Testing API requests
To check if cURL requests are working on your system, you can send a test event that will create an alert in Incident Management.
Navigate to Integrations > Ingestion Services.
Click Events API and copy the cURL command shown in the cURL Request box.
You can click the clipboard icon to quickly copy the entire command.
Paste the command into the command line interface of your shell program.
For Linux and MacOS users, this involves simply pasting at the command line. Windows users may need to run a program to start up a shell program first.
Press Enter.
A success message displays.
To confirm that the event in the command successfully made it to your system, navigate to Incidents > Alerts and make sure you see the test alert.
Note
You can also send commands to API service endpoints using Postman. For Postman installation instructions and educational materials, visit https://web.postman.co.
Building commands using the API documentation
After you have tested API functionality on your system, you are ready to move on to using the APIs to perform meaningful tasks. The Incident Management API documentation includes the ability to interactively build API requests which can save time when customizing requests.
Use the following instructions to build a simple request to send to the Alerts service. It retrieves information about an alert in Incident Management. You can use the alert you created in the test procedure if you need to do so.
In your Incident Management instance, navigate to Incidents > Alerts.
Find an alert in the page and make a note of the value for the
id
column. You will supply this value as a parameter for the API endpoint.In your browser, access the the Company: Express Short API page.

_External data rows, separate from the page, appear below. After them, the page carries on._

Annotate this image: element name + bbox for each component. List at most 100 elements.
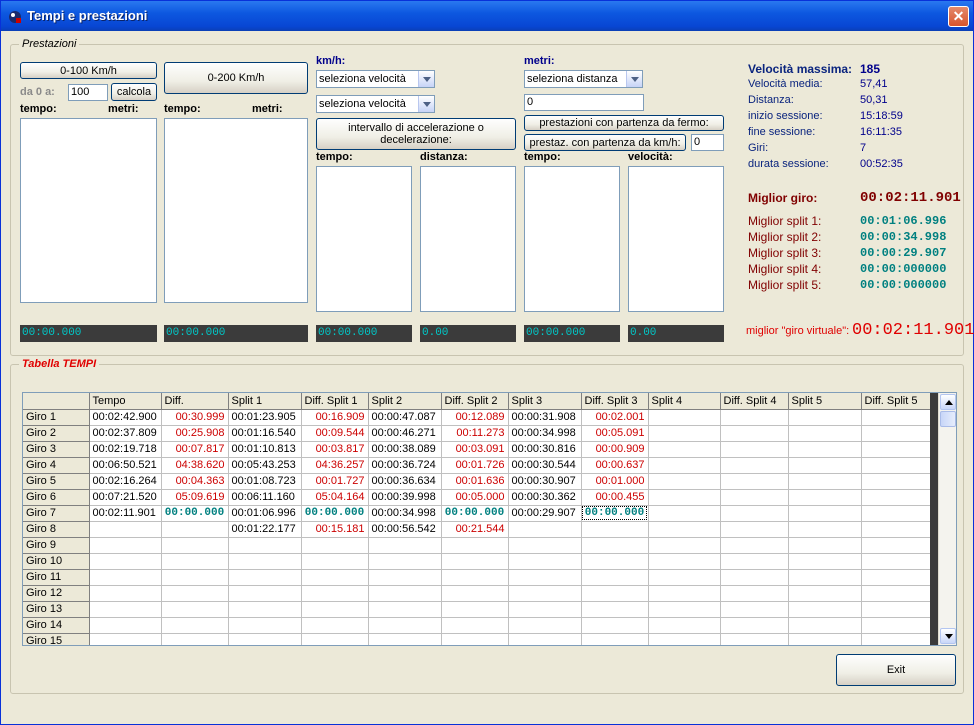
table-row[interactable]: Giro 8 00:01:22.177 00:15.181 00:00:56.542 0… <box>23 521 931 538</box>
table-cell[interactable] <box>301 537 369 554</box>
table-cell[interactable] <box>788 537 862 554</box>
table-row[interactable]: Giro 2 00:02:37.809 00:25.908 00:01:16.540 0… <box>23 425 931 442</box>
select-velocita-1[interactable]: seleziona velocità <box>316 70 435 88</box>
table-cell[interactable]: 00:01:22.177 <box>228 521 302 538</box>
table-cell[interactable] <box>648 505 721 522</box>
column-header[interactable]: Split 3 <box>508 393 582 410</box>
table-cell[interactable] <box>788 601 862 618</box>
table-cell[interactable] <box>228 553 302 570</box>
table-cell[interactable] <box>788 409 862 426</box>
table-cell[interactable]: 00:00:30.907 <box>508 473 582 490</box>
table-cell[interactable] <box>89 633 162 645</box>
table-row[interactable]: Giro 5 00:02:16.264 00:04.363 00:01:08.723 0… <box>23 473 931 490</box>
table-cell[interactable] <box>368 537 442 554</box>
table-cell[interactable] <box>788 425 862 442</box>
table-cell[interactable] <box>508 553 582 570</box>
row-header[interactable]: Giro 14 <box>23 617 90 634</box>
table-cell[interactable] <box>648 409 721 426</box>
table-cell[interactable] <box>161 585 229 602</box>
title-bar[interactable]: Tempi e prestazioni ✕ <box>1 1 973 31</box>
table-cell[interactable]: 00:07:21.520 <box>89 489 162 506</box>
table-cell[interactable] <box>441 585 509 602</box>
table-cell[interactable] <box>648 441 721 458</box>
table-cell[interactable] <box>161 617 229 634</box>
column-header[interactable]: Diff. Split 4 <box>720 393 789 410</box>
table-cell[interactable]: 00:00.000 <box>301 505 369 522</box>
table-cell[interactable] <box>788 473 862 490</box>
table-cell[interactable] <box>301 585 369 602</box>
table-cell[interactable]: 00:00.000 <box>161 505 229 522</box>
table-cell[interactable] <box>368 553 442 570</box>
row-header[interactable]: Giro 12 <box>23 585 90 602</box>
table-cell[interactable] <box>581 633 649 645</box>
table-cell[interactable]: 00:00.000 <box>581 505 649 522</box>
table-cell[interactable] <box>161 601 229 618</box>
table-cell[interactable]: 00:00.000 <box>441 505 509 522</box>
table-cell[interactable] <box>581 553 649 570</box>
select-distanza[interactable]: seleziona distanza <box>524 70 643 88</box>
chevron-down-icon[interactable] <box>626 71 642 87</box>
table-cell[interactable] <box>720 553 789 570</box>
table-cell[interactable] <box>368 569 442 586</box>
table-row[interactable]: Giro 3 00:02:19.718 00:07.817 00:01:10.813 0… <box>23 441 931 458</box>
table-cell[interactable]: 00:00.637 <box>581 457 649 474</box>
table-cell[interactable]: 00:01.000 <box>581 473 649 490</box>
table-cell[interactable] <box>720 585 789 602</box>
table-cell[interactable] <box>861 473 931 490</box>
table-cell[interactable] <box>648 585 721 602</box>
table-cell[interactable] <box>228 569 302 586</box>
table-cell[interactable] <box>581 537 649 554</box>
table-cell[interactable] <box>368 617 442 634</box>
table-cell[interactable] <box>720 505 789 522</box>
table-cell[interactable] <box>788 489 862 506</box>
table-cell[interactable] <box>648 489 721 506</box>
table-cell[interactable] <box>648 553 721 570</box>
table-cell[interactable] <box>508 633 582 645</box>
table-cell[interactable] <box>861 537 931 554</box>
table-cell[interactable]: 00:01:23.905 <box>228 409 302 426</box>
table-cell[interactable]: 00:00:56.542 <box>368 521 442 538</box>
corner-header[interactable] <box>23 393 90 410</box>
table-cell[interactable]: 00:05.091 <box>581 425 649 442</box>
table-cell[interactable] <box>89 569 162 586</box>
table-cell[interactable] <box>301 617 369 634</box>
table-cell[interactable]: 00:00:46.271 <box>368 425 442 442</box>
column-header[interactable]: Diff. Split 5 <box>861 393 931 410</box>
table-cell[interactable]: 04:38.620 <box>161 457 229 474</box>
chevron-down-icon[interactable] <box>418 96 434 112</box>
table-cell[interactable]: 00:06:50.521 <box>89 457 162 474</box>
table-cell[interactable] <box>508 585 582 602</box>
table-cell[interactable] <box>720 425 789 442</box>
table-cell[interactable] <box>441 553 509 570</box>
table-cell[interactable]: 00:02:19.718 <box>89 441 162 458</box>
table-cell[interactable]: 00:00:34.998 <box>368 505 442 522</box>
table-cell[interactable]: 00:00:36.724 <box>368 457 442 474</box>
table-cell[interactable]: 00:00:31.908 <box>508 409 582 426</box>
row-header[interactable]: Giro 9 <box>23 537 90 554</box>
table-cell[interactable] <box>581 569 649 586</box>
table-cell[interactable]: 00:09.544 <box>301 425 369 442</box>
table-cell[interactable] <box>228 537 302 554</box>
table-cell[interactable]: 00:21.544 <box>441 521 509 538</box>
table-cell[interactable]: 00:00:36.634 <box>368 473 442 490</box>
table-cell[interactable]: 00:02:11.901 <box>89 505 162 522</box>
select-velocita-2[interactable]: seleziona velocità <box>316 95 435 113</box>
row-header[interactable]: Giro 1 <box>23 409 90 426</box>
column-header[interactable]: Diff. Split 3 <box>581 393 649 410</box>
scroll-thumb[interactable] <box>940 411 956 427</box>
table-cell[interactable] <box>161 569 229 586</box>
table-cell[interactable]: 00:01:08.723 <box>228 473 302 490</box>
table-cell[interactable] <box>648 633 721 645</box>
table-cell[interactable]: 00:02:16.264 <box>89 473 162 490</box>
table-cell[interactable] <box>648 425 721 442</box>
table-cell[interactable] <box>508 601 582 618</box>
list-interval-tempo[interactable] <box>316 166 412 312</box>
scroll-down-icon[interactable] <box>940 628 956 644</box>
interval-button[interactable]: intervallo di accelerazione o decelerazi… <box>316 118 516 150</box>
table-row[interactable]: Giro 12 <box>23 585 931 602</box>
da0a-input[interactable]: 100 <box>68 84 108 101</box>
table-cell[interactable]: 05:09.619 <box>161 489 229 506</box>
vertical-scrollbar[interactable] <box>938 393 956 645</box>
table-cell[interactable] <box>788 633 862 645</box>
table-cell[interactable] <box>720 601 789 618</box>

Find the Alerts/Incidents API on the left hand pane, and under the alerts section, navigate to the GET request called Get details of the alert with the specified ID.

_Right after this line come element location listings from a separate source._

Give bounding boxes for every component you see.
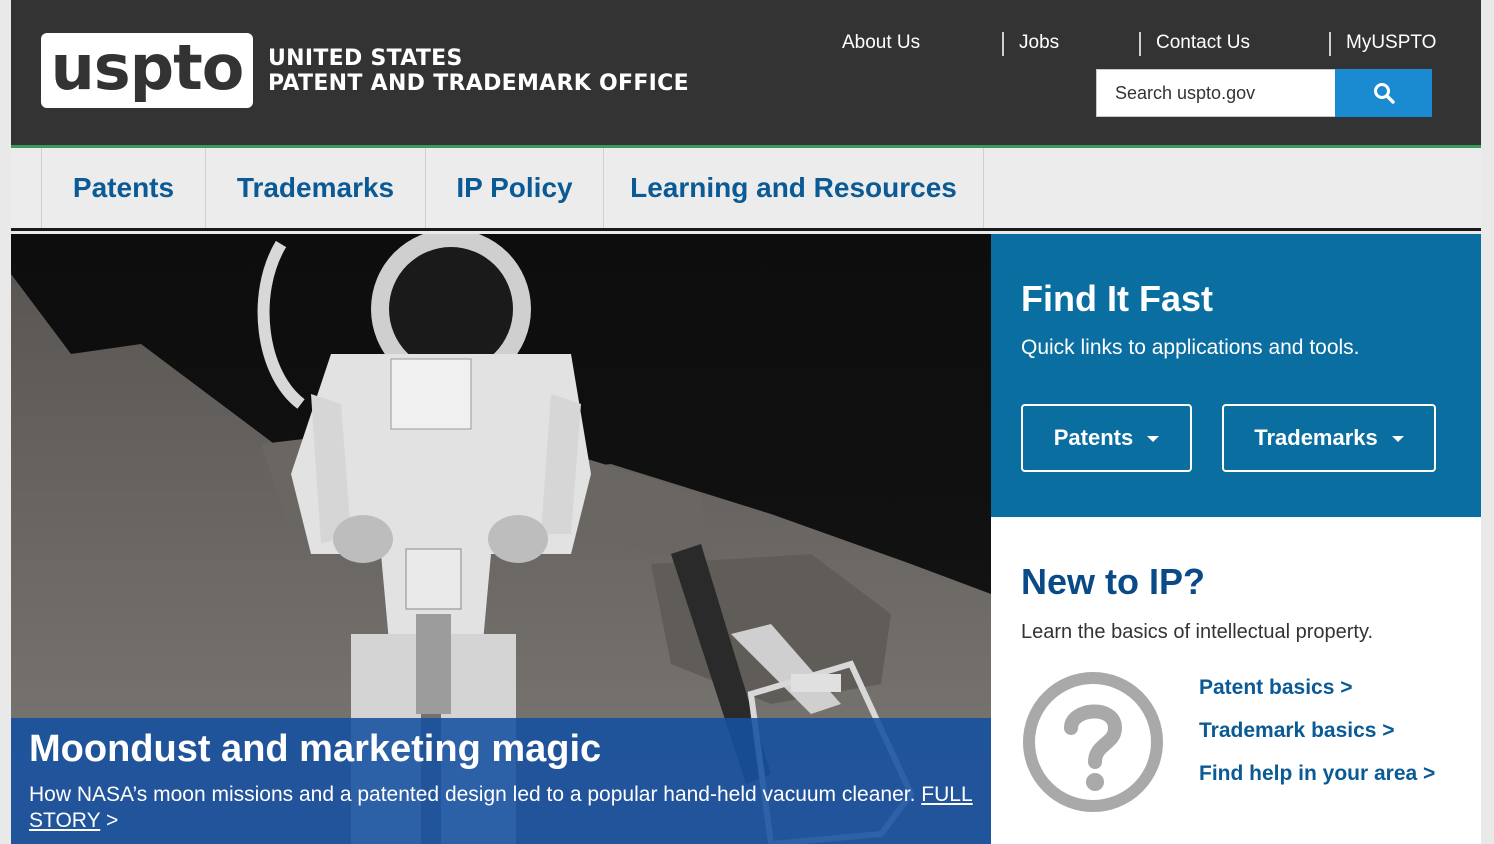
new-to-ip-title: New to IP?: [1021, 561, 1206, 602]
find-it-fast-panel: Find It Fast Quick links to applications…: [991, 234, 1481, 517]
nav-item-patents[interactable]: Patents: [41, 148, 205, 228]
logo-agency-name: UNITED STATES PATENT AND TRADEMARK OFFIC…: [268, 46, 689, 96]
util-link-contact-us[interactable]: Contact Us: [1156, 32, 1250, 54]
find-it-fast-patents-label: Patents: [1053, 425, 1134, 450]
hero-feature[interactable]: Moondust and marketing magic How NASA’s …: [11, 234, 991, 844]
logo-wordmark: uspto: [50, 30, 245, 104]
main-nav: Patents Trademarks IP Policy Learning an…: [11, 148, 1481, 231]
hero-description-text: How NASA’s moon missions and a patented …: [29, 783, 916, 806]
logo-line-1: UNITED STATES: [268, 46, 463, 71]
patent-basics-link[interactable]: Patent basics >: [1199, 676, 1353, 700]
search-button[interactable]: [1335, 69, 1432, 117]
new-to-ip-panel: New to IP? Learn the basics of intellect…: [991, 517, 1481, 844]
find-it-fast-trademarks-button[interactable]: Trademarks: [1222, 404, 1436, 472]
uspto-logo[interactable]: uspto: [41, 33, 253, 108]
util-link-about-us[interactable]: About Us: [842, 32, 920, 54]
nav-item-learning-resources[interactable]: Learning and Resources: [603, 148, 984, 228]
find-it-fast-patents-button[interactable]: Patents: [1021, 404, 1192, 472]
util-separator: [1139, 32, 1141, 56]
hero-title: Moondust and marketing magic: [29, 728, 602, 770]
util-link-myuspto[interactable]: MyUSPTO: [1346, 32, 1436, 54]
page: uspto UNITED STATES PATENT AND TRADEMARK…: [11, 0, 1481, 844]
nav-item-trademarks[interactable]: Trademarks: [205, 148, 425, 228]
question-circle-icon: [1023, 672, 1163, 812]
caret-down-icon: [1147, 436, 1160, 442]
hero-caption: Moondust and marketing magic How NASA’s …: [11, 718, 991, 844]
trademark-basics-link[interactable]: Trademark basics >: [1199, 719, 1395, 743]
search-input[interactable]: [1096, 69, 1335, 117]
util-link-jobs[interactable]: Jobs: [1019, 32, 1059, 54]
search-icon: [1373, 83, 1395, 104]
nav-item-ip-policy[interactable]: IP Policy: [425, 148, 603, 228]
util-separator: [1329, 32, 1331, 56]
new-to-ip-subtitle: Learn the basics of intellectual propert…: [1021, 621, 1374, 643]
search-form: [1096, 69, 1432, 117]
find-it-fast-title: Find It Fast: [1021, 278, 1213, 319]
hero-description: How NASA’s moon missions and a patented …: [29, 782, 973, 834]
site-header: uspto UNITED STATES PATENT AND TRADEMARK…: [11, 0, 1481, 145]
caret-down-icon: [1391, 436, 1404, 442]
find-it-fast-trademarks-label: Trademarks: [1254, 425, 1378, 450]
find-it-fast-subtitle: Quick links to applications and tools.: [1021, 336, 1360, 359]
find-help-link[interactable]: Find help in your area >: [1199, 762, 1435, 786]
hero-link-chevron: >: [106, 809, 119, 832]
logo-line-2: PATENT AND TRADEMARK OFFICE: [268, 71, 689, 96]
util-separator: [1002, 32, 1004, 56]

In the Auth and Parameters box on the right hand side, locate the alertId box.
Type your
id
value from Step 2 in the box.Notice that when you enter information in the body of the page, the cURL request below also updates with the information.
For this request type,
alertId
is the only required parameter.Go back to Incident Management and generate a new API key to use, and copy it.

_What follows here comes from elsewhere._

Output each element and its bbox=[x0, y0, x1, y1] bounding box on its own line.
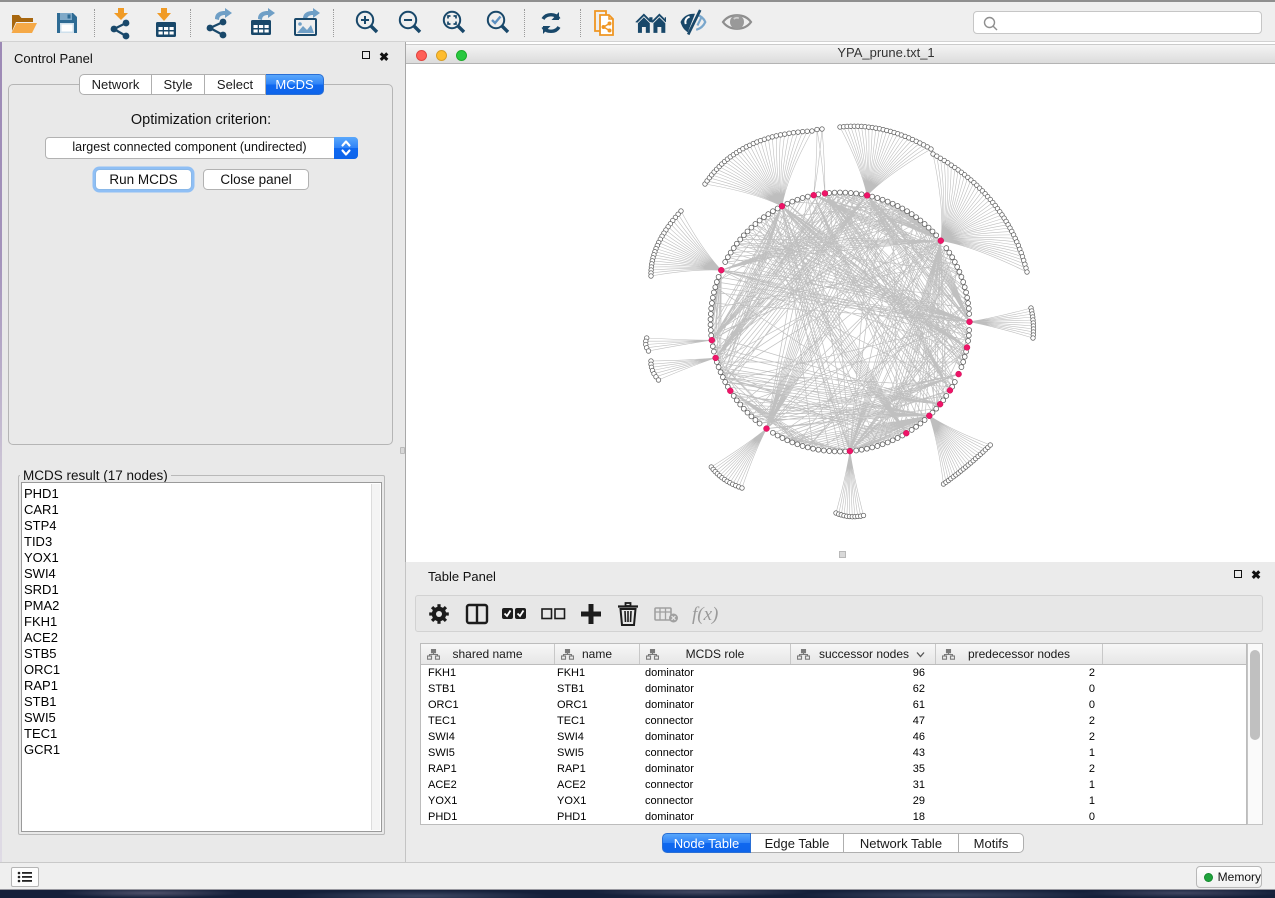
svg-text:f(x): f(x) bbox=[692, 604, 718, 625]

Back on the API docs page, paste your API key in the Auth and Parameters box next to apiKey.
Click Send API Request to send the request.
The Response displays under the Response section.
Note that you can also copy the code from the Response Example section and modify it as needed, then send to an endpoint using a shell or Postman. To use a different language, select a new language from the Request Sample menu. The Request box updates with the same command in your selected language.